Sherman Truax, who testified Monday, took the witness stand again on Tuesday. Reger asked him questions regarding statements Jenner made in a recorded interview with police shortly after he was in custody. Jenner told police that Sherman Truax shot at him first and he fired back in self-defense. Jenner also said in the interview that Beni Truax was caught in the crossfire.

“Prior to being shot, did you pick up a gun?” Reger asked Tuesday.

“No, sir,” Sherman Truax replied.

“Did you pick up a gun (after being shot)?” Reger inquired.

“Yes,” Sherman Truax responded. “A .308.”

“Did you fire that gun that day?” Reger asked.

“No, sir.” Sherman Truax said.

“And you have no doubt in your mind who shot you that day?” Reger said.

“Not at all,” Sherman Truax answered.

Testimony given Tuesday provided an alleged narrative of how Jenner bought the gun and learned to shoot it – and came into contact with police before the shooting occurred.

Linda Tenney, of Upshur County, testified she was the sales associate who sold Jenner the rifle and ammunition at Wal-Mart. Tenney said Jenner told her he wanted to get a rifle he could use for deer hunting.

Terry Blake, the former owner and operator of T.C. Taxi Service in Upshur County, testified that he drove Jenner – allegedly carrying his new rifle – from the Baxa Motel to Jerry’s Sporting Goods in Lewis County. Blake said Jenner asked him to give him a ride back to Buckhannon later, but Blake denied his request.

Eugene Grayhouse, of Flemington, a former employee at Jerry’s Sporting Goods, testified he assisted Jenner by showing him how to fire his rifle at the facility’s indoor live-fire range. He said Jenner told him he needed help sighting in the rifle and getting it on-target. Grayhouse said when he first examined the rifle, he noticed the safety was off and it had live rounds in it.

Grayhouse said he left Jenner to practice on the range, but noted a security videotape of the range showed Jenner “firing a few shots, then pacing, holding his hands like he was thinking and running his hands through his hair.”

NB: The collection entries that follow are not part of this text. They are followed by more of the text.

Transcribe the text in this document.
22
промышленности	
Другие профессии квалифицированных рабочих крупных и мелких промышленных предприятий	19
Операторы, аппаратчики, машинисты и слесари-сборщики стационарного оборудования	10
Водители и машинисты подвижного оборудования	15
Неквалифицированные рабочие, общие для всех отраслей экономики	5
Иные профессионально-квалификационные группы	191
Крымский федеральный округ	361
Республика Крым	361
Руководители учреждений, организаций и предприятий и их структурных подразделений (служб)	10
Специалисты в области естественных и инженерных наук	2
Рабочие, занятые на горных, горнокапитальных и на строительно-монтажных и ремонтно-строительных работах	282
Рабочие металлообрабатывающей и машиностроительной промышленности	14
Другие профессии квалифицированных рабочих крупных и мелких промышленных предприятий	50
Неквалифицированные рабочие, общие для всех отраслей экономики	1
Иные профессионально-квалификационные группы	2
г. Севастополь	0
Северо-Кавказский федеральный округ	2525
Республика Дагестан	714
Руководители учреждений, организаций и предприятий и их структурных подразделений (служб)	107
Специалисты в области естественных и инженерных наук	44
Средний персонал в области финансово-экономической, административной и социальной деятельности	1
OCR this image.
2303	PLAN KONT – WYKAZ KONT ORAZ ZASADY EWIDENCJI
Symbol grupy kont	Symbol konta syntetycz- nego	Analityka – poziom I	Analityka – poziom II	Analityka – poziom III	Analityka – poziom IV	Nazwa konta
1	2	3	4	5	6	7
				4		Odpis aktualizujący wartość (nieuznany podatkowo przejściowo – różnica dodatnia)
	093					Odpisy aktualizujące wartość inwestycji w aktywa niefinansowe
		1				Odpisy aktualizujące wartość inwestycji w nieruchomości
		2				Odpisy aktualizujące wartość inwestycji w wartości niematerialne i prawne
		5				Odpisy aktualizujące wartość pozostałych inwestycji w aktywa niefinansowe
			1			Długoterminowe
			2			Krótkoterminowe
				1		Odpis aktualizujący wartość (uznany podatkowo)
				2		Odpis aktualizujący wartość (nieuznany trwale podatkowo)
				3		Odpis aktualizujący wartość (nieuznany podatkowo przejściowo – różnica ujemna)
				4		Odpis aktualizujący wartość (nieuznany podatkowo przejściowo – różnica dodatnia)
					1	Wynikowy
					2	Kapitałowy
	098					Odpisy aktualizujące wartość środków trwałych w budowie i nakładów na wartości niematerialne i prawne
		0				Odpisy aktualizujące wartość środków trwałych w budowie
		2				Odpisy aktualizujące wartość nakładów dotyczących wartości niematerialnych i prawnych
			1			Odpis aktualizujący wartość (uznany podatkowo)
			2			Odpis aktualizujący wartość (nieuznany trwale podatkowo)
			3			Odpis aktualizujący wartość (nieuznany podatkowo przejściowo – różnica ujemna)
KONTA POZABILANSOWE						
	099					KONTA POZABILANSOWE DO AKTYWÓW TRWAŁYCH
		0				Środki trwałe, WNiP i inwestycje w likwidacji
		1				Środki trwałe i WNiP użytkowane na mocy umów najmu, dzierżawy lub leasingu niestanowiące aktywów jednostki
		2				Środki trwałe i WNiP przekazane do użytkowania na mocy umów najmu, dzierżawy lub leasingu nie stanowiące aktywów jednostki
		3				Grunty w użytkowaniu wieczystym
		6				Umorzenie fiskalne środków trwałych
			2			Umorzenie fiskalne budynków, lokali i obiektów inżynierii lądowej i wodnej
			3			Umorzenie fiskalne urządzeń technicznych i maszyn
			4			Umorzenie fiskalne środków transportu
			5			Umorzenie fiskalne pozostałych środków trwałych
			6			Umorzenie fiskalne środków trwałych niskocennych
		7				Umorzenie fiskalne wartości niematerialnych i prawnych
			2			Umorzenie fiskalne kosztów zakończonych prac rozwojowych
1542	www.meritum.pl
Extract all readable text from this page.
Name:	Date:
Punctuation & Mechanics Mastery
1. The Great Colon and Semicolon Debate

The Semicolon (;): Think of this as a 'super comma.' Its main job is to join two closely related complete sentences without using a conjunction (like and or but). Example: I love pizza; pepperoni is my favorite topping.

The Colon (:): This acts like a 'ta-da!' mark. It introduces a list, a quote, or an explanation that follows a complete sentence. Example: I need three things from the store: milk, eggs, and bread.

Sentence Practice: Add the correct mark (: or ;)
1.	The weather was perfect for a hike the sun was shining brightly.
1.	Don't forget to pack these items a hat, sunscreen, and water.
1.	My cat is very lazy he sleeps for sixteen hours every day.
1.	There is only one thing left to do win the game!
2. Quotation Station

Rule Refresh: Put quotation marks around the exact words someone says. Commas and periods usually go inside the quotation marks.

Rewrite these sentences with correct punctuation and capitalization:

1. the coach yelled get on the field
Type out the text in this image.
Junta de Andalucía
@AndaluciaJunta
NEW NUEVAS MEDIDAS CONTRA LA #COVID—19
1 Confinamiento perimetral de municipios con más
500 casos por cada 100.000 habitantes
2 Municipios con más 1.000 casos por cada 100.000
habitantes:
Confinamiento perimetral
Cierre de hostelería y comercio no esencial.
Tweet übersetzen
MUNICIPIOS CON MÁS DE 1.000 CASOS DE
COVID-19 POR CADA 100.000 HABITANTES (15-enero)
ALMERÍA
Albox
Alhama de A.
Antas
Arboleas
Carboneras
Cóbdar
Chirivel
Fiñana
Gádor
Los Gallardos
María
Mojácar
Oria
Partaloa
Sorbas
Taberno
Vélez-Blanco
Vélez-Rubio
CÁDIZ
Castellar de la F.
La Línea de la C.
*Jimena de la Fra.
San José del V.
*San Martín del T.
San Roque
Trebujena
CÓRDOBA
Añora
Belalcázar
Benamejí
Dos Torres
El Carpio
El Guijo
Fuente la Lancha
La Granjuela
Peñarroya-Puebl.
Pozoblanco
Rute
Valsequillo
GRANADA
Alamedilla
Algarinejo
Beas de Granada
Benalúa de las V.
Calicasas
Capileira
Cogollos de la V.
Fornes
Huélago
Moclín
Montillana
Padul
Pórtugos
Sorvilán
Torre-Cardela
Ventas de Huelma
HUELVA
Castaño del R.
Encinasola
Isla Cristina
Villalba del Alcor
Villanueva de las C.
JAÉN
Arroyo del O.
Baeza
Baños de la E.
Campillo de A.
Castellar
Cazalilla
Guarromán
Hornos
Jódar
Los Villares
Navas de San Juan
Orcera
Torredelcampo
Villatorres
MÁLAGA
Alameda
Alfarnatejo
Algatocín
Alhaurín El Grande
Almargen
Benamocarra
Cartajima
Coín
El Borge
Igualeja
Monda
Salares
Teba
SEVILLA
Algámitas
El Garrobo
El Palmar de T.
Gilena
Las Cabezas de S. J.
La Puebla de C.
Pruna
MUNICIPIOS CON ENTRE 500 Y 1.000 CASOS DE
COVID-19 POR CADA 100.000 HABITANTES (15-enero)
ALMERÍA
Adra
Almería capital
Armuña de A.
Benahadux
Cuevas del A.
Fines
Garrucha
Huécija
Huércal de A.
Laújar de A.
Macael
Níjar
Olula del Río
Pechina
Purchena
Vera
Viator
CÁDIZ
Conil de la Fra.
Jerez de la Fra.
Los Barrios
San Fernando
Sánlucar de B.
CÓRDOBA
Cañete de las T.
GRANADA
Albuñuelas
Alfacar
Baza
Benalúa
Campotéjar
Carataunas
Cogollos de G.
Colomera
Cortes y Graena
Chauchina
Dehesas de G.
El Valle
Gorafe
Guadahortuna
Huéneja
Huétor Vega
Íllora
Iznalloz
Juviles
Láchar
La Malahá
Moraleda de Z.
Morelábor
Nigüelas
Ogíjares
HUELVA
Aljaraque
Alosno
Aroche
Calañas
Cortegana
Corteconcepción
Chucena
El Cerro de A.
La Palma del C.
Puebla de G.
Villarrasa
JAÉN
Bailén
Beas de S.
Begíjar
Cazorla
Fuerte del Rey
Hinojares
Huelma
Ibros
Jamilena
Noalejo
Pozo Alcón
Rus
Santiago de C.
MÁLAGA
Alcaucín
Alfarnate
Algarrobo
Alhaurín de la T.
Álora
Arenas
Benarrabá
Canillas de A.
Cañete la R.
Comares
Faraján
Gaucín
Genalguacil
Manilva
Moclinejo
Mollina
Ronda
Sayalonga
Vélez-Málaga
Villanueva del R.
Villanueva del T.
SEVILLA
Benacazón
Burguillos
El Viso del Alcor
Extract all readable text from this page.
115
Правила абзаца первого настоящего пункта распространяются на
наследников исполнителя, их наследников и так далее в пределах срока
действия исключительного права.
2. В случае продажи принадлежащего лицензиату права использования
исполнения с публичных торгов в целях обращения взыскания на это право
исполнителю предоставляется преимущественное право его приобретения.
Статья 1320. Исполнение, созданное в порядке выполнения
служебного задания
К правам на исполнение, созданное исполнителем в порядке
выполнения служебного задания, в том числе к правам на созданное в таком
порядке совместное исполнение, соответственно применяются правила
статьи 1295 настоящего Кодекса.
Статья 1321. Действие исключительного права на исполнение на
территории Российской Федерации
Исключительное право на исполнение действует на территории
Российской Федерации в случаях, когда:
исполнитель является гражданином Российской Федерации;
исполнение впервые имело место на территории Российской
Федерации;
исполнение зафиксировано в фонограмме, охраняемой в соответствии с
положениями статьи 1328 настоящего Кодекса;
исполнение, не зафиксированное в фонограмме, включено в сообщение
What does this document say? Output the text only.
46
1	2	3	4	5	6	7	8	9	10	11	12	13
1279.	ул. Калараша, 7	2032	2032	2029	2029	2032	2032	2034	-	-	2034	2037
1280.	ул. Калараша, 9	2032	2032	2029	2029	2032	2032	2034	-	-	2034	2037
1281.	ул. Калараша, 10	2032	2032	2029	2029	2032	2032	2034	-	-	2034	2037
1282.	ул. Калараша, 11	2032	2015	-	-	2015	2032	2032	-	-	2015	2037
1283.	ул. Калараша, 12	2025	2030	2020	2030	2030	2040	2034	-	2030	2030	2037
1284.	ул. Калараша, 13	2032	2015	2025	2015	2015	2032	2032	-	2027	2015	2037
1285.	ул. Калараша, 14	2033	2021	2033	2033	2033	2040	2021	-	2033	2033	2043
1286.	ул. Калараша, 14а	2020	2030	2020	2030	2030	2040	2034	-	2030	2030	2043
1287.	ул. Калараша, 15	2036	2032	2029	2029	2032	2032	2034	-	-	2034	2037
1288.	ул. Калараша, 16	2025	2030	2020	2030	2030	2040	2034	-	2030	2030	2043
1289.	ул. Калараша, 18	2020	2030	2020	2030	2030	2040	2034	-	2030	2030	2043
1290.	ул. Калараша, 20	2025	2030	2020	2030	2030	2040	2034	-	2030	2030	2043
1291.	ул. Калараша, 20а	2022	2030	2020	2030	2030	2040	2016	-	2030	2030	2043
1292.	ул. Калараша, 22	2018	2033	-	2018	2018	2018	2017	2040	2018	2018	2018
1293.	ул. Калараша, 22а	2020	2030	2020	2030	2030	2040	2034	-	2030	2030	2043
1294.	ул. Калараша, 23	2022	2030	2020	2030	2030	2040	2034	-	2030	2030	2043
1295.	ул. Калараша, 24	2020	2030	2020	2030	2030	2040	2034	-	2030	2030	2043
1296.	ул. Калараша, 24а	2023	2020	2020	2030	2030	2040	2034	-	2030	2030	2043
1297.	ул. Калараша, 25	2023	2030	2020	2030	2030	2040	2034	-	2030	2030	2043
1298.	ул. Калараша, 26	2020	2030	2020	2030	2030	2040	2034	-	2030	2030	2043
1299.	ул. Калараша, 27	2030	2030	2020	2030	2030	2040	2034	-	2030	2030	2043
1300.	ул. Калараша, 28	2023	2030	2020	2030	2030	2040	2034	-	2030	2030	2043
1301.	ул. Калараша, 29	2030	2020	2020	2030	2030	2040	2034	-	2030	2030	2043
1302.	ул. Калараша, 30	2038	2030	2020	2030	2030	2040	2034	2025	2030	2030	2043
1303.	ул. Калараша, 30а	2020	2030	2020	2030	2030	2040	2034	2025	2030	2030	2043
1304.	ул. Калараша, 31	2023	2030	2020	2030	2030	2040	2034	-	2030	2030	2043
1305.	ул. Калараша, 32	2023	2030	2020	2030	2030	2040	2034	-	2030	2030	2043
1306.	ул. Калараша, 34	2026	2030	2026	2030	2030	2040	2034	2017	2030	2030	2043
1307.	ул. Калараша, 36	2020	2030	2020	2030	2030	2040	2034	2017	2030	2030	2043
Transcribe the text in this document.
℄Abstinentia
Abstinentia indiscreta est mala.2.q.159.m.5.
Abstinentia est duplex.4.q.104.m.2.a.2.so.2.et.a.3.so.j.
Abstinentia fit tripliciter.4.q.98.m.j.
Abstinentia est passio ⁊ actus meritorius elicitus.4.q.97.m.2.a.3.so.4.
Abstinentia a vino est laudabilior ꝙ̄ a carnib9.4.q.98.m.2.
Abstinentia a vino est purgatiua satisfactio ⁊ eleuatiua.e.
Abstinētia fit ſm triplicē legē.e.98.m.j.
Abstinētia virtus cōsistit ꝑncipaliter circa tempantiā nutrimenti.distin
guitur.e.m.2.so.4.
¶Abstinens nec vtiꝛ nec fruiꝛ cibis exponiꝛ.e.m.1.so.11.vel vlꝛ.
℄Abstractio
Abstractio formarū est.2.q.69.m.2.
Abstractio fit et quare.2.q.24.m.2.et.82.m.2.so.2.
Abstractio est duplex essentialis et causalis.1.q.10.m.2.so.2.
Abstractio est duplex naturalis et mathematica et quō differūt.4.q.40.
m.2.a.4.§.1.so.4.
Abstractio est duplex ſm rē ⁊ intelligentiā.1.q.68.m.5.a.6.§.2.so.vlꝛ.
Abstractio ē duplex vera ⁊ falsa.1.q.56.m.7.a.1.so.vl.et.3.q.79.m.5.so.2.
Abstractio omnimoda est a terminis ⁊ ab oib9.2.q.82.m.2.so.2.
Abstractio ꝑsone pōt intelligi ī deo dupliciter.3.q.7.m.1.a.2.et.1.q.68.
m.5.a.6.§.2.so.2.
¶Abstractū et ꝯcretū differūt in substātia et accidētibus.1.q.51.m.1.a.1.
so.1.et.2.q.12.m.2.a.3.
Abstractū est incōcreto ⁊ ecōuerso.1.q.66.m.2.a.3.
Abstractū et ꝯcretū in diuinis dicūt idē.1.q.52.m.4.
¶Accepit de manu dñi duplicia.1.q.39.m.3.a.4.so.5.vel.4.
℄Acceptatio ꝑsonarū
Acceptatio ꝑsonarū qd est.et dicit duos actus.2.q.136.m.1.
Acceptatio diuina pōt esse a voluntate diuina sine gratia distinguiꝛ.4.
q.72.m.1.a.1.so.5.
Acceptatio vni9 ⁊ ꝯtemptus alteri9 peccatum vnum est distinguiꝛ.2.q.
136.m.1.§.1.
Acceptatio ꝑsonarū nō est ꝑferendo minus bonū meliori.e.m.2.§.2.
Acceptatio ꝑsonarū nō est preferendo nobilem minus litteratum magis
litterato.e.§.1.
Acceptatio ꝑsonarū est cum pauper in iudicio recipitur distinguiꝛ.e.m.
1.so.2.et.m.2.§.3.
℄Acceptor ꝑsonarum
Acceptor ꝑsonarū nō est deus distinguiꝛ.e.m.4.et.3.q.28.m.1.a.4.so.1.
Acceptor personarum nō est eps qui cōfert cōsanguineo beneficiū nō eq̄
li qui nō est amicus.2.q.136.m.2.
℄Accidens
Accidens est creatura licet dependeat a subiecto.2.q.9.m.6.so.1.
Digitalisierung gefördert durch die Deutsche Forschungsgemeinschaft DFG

Sgt. Tom Posey, with the Buckhannon Police Department, testified he and another officer responded to a call regarding a suspicious person carrying a gun around Route 33. Posey said when they responded to the scene, they discovered Jenner, who told them he was walking home from Jerry’s Sporting Goods, where he practiced shooting his gun.

Posey said he and the officer gave Jenner a ride back to Baxa Motel. According to additional testimony given in court, this occurred several days before the alleged shooting.

Upshur County Circuit Court Judge Kurt Hall began Tuesday by reading a summary of testimony given in a previous hearing by Lt. David Malcolm of the Upshur County Sheriff’s Office. Both the prosecution and defense attorneys agreed to Hall’s reading the testimony to the jury, because Malcolm could not be present in court Tuesday due to medical reasons. Hall said the testimony involved an interview conducted with Jenner after he was apprehended.

According to Malcolm’s testimony, Jenner was wearing a Carhart coverall and walking along Route 20 South when he was apprehended the night of the shooting. Malcolm testified that after 57 minutes of the interview, the recorder stopped working, saying he noticed it had been off for approximately 27 minutes when he was able to turn it back on.

The recording of the interview was played to the court Monday.

The prosecution rested its case Tuesday afternoon and the jury was excused for the day. The trial is scheduled to continue Wednesday at the Upshur County Courthouse.